I am saying it so there will be praises of God, but what am I really thinking about? L’chvod avi – for my father’s honor. 

And how does that work? How can the words I say, or the responses I elicit, count as if my father had done something worthy of moving his soul up a rung in the World to Come? Because what I do in this world is a reflection of my father. My very existence is due to him, and more than that, my values and beliefs – and therefore my actions, including reciting Kaddish on his behalf – all that was shaped, not entirely but certainly in large part, by him. 

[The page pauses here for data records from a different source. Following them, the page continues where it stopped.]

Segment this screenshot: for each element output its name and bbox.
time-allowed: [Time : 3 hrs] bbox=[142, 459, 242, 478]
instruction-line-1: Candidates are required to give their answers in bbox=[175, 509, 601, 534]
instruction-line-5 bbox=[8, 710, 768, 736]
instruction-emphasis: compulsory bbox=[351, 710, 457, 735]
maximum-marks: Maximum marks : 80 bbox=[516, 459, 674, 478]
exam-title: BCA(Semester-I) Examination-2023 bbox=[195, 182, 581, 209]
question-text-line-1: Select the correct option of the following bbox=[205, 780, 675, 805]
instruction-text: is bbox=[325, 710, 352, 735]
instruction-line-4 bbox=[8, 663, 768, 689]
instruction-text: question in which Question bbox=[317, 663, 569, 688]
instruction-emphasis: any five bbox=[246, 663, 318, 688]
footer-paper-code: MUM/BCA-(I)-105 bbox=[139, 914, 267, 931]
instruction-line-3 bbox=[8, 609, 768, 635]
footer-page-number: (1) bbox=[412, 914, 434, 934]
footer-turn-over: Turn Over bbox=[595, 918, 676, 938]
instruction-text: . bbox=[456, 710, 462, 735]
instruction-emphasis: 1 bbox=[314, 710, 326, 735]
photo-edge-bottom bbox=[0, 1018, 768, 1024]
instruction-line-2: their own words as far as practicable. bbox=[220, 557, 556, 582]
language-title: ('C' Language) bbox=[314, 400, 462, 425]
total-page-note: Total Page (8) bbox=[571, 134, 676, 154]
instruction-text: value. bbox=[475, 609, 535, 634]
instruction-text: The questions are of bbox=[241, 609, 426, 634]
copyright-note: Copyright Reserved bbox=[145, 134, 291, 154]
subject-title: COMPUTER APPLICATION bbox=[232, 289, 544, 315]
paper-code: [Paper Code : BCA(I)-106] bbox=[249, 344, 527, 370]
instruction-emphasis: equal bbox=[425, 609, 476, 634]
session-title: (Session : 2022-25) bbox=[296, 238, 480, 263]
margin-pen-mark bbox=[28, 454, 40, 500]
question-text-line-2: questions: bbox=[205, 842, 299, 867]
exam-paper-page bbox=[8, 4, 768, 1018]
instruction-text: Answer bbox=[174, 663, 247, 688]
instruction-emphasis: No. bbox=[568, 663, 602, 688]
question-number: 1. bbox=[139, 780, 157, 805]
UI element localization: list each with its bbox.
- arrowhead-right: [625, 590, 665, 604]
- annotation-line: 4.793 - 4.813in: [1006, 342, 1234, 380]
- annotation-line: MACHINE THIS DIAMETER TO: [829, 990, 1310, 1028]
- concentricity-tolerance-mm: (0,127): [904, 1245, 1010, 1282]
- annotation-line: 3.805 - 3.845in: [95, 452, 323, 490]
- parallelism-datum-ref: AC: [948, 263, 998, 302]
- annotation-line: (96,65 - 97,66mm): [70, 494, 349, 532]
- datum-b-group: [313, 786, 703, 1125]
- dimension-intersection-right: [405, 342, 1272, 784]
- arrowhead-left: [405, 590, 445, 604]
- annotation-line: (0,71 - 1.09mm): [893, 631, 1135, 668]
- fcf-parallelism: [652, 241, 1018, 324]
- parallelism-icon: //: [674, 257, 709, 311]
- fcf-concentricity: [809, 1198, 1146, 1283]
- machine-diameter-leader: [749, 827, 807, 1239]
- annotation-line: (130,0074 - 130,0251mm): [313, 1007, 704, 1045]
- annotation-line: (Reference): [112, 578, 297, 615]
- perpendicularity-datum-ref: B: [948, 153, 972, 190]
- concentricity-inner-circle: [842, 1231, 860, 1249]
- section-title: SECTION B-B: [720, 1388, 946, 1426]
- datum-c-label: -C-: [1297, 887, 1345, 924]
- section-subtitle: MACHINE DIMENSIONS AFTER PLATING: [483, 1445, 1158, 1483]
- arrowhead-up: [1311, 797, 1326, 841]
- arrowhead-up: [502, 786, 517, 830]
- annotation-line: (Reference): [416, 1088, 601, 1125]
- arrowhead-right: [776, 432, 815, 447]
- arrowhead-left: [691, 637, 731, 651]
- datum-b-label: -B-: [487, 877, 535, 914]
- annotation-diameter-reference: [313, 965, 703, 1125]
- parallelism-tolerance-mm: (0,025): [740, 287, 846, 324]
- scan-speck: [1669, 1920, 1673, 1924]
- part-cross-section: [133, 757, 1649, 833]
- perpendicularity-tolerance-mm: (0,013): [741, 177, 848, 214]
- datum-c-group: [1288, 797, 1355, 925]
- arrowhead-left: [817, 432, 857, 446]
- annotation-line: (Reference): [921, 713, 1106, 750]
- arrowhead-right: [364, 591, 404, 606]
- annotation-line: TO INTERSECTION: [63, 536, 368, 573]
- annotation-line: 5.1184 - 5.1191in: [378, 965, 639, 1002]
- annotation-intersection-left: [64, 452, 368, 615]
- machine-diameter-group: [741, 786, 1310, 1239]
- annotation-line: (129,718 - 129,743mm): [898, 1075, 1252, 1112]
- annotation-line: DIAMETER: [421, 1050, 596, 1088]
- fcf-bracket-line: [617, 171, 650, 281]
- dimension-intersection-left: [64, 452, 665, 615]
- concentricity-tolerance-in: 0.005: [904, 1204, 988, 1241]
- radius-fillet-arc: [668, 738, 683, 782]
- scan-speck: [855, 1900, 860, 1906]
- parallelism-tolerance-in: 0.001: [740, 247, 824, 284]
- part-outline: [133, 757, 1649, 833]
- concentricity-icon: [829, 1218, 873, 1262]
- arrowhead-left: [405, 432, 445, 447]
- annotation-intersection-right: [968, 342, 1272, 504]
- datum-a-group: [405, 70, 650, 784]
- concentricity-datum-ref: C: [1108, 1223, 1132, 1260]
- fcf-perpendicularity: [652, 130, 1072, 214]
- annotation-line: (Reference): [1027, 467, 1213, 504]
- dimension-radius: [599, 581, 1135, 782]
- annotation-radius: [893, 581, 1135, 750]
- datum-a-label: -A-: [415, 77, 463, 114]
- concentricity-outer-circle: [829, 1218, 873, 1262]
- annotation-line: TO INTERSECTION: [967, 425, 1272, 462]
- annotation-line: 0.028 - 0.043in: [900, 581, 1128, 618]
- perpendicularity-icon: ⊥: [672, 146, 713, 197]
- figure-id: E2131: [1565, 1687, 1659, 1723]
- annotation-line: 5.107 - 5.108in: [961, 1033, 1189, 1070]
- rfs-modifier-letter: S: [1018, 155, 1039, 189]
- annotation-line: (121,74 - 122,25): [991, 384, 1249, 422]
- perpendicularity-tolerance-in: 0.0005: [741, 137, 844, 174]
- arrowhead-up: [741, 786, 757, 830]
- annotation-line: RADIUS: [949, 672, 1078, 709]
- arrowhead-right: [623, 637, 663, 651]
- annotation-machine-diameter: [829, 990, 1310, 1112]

Is it so terrible to say l’chvod ishti as a preface to Kiddush? I am still not comfortable with the practice – but after the past months of Kaddish, I may have a framework in which to understand it better. Perhaps what that rabbi was really saying was that his commitment to God and to mitzvot is strengthened through his relationship with his wife. Maybe the two of them grow together, and learn from each other and support each other, and so he feels that when he observes the mitzvah of sanctifying the day and the meals of Shabbat or a holiday, he really owes that – perhaps not entirely, but in part – to her. Perhaps he wishes for his Kiddush to be credited to her in a way similar to how I hope for my Kaddish to be credited to my father because she and he played such a large role in inspiring us in our developing relationships with God. 

After all, we all have people within our lives who have inspired and supported us in sanctifying the physical world through our actions, whether with regard to God or in more human terms of personal growth and making the world a better place. And it does seem worth seeking out ways to credit them.